By Kumar Tiku
Homs Old City, 26 May 2014 — I recently visited the Old City of Homs just days after the lifting of the siege and after nearly two years of intense military standoff.
The conflict saw hundreds of thousands of civilians uprooted from their homes in the Old City, while several thousand people remained trapped, caught between on-going fighting and subject to deprivations such as lack of food and medical supplies.
Little remains of the Old City and its 13 neighbourhoods, once a pulsating confluence of multiple ethnicities and religions. It was marked by grand and ancient mosques and churches where Muslims and Christians lived together for centuries.
Today, the skyline of the Old City is characterised by slanted, half-falling, severely bombed out rumps of buildings. Schools, hospitals, shops, houses, churches, mosques, and sport facilities – even the lone newspaper office – have all fallen like a pack of cards. What remains are literally part rubble, part raggedy structures. Those buildings that remain upright are full of shell holes and riddled with holes from machine gun fire. Amid the rubble and ruins is unexploded ordnance and other explosive remnants of war.
I spent five hours in the Old City talking to civilians who had returned to visit their former homes and businesses. It’s not possible to live here yet. Piped water systems, for example, lie completely damaged. Mounds of rubble, extensive water logging in several places and toxic dust from explosives is everywhere, making the area a potential health hazard. At night, the entire Old City is in darkness, cut off from the electricity system.
For me it was a gut-wrenching and heart-breaking experience to witness a once thriving community that had been turned into a war zone and the lives of thousands of people devastated.
I saw a boy Raed barely in his early teens, remorselessly digging with his small hands through a pile of rubbish strewn on a street corner. He neatly piled up bits of metal and plastic which he would sell to traders of household junk. The boy told me he needed the money to buy bread for his family. For Raed, going to school was a distant memory.
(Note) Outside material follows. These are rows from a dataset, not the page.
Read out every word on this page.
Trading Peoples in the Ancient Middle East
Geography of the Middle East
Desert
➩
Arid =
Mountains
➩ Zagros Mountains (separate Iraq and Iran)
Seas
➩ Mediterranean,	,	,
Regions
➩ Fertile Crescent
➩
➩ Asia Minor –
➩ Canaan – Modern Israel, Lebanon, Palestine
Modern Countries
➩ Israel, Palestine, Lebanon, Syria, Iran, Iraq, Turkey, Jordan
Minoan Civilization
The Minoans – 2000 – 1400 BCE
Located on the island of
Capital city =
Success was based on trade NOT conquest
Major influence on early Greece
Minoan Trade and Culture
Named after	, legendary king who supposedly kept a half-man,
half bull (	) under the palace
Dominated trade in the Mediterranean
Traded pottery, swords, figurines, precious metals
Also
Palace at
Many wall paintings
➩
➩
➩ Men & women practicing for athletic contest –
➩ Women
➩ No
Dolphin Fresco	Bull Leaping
I met Reema, a girl of about 16 who stayed home for two years, trying to stay safe from the conflict raging around her. She was injured by shrapnel that left her with a permanent limp.
I ran into Suad, a young mother and widow – her husband having died from a stroke – who surveyed the aftermath of arson and looting: the merciless desecration of her home and possessions. Her eyes sad and face ashen, unable to put her feelings into words.
A diminutive and emaciated middle-aged man who lived through the siege told me that he was reduced to eating wild leaves for breakfast, lunch and dinner. He saw his weight drop from 87 kg to 43 kg as a result of prolonged starvation. Neither religion nor revolution justifies breaking into people’s homes and turning them into ashes, he said.
A highly-regarded neurosurgeon found his private clinic – once a thriving practice — and residence in the Old City burned and in a shambles.
A priest, at a revered Orthodox church, which has been derelict for years, busied himself with the urgent task of rehabilitating the church-run orphanage. As the conflict continues to take its toll on millions of people, more and more children are becoming orphans, in urgent need of care and support, the priest told me.
These are just some of the impressions that stayed with me as I returned from the ravaged Old City, whose destruction has taken a terrible toll on civilians, particularly children and women. One of the pivotal scenes of the raging Syrian conflict, today the Old City resembles a surreal Hollywood set from a war movie.
UNICEF is providing humanitarian assistance to millions of conflict-affected children and families in Syria, including through support for safe drinking water and to the on-going polio campaign. It is essential that life-saving assistance reaches all those affected by the conflict, particularly children and women, no matter where they are in the country.
UNICEF’s emergency assistance is desperately underfunded, with around US$47.6 million (or just over 21 per cent) of the needed US$222 million for 2014 having been so far received.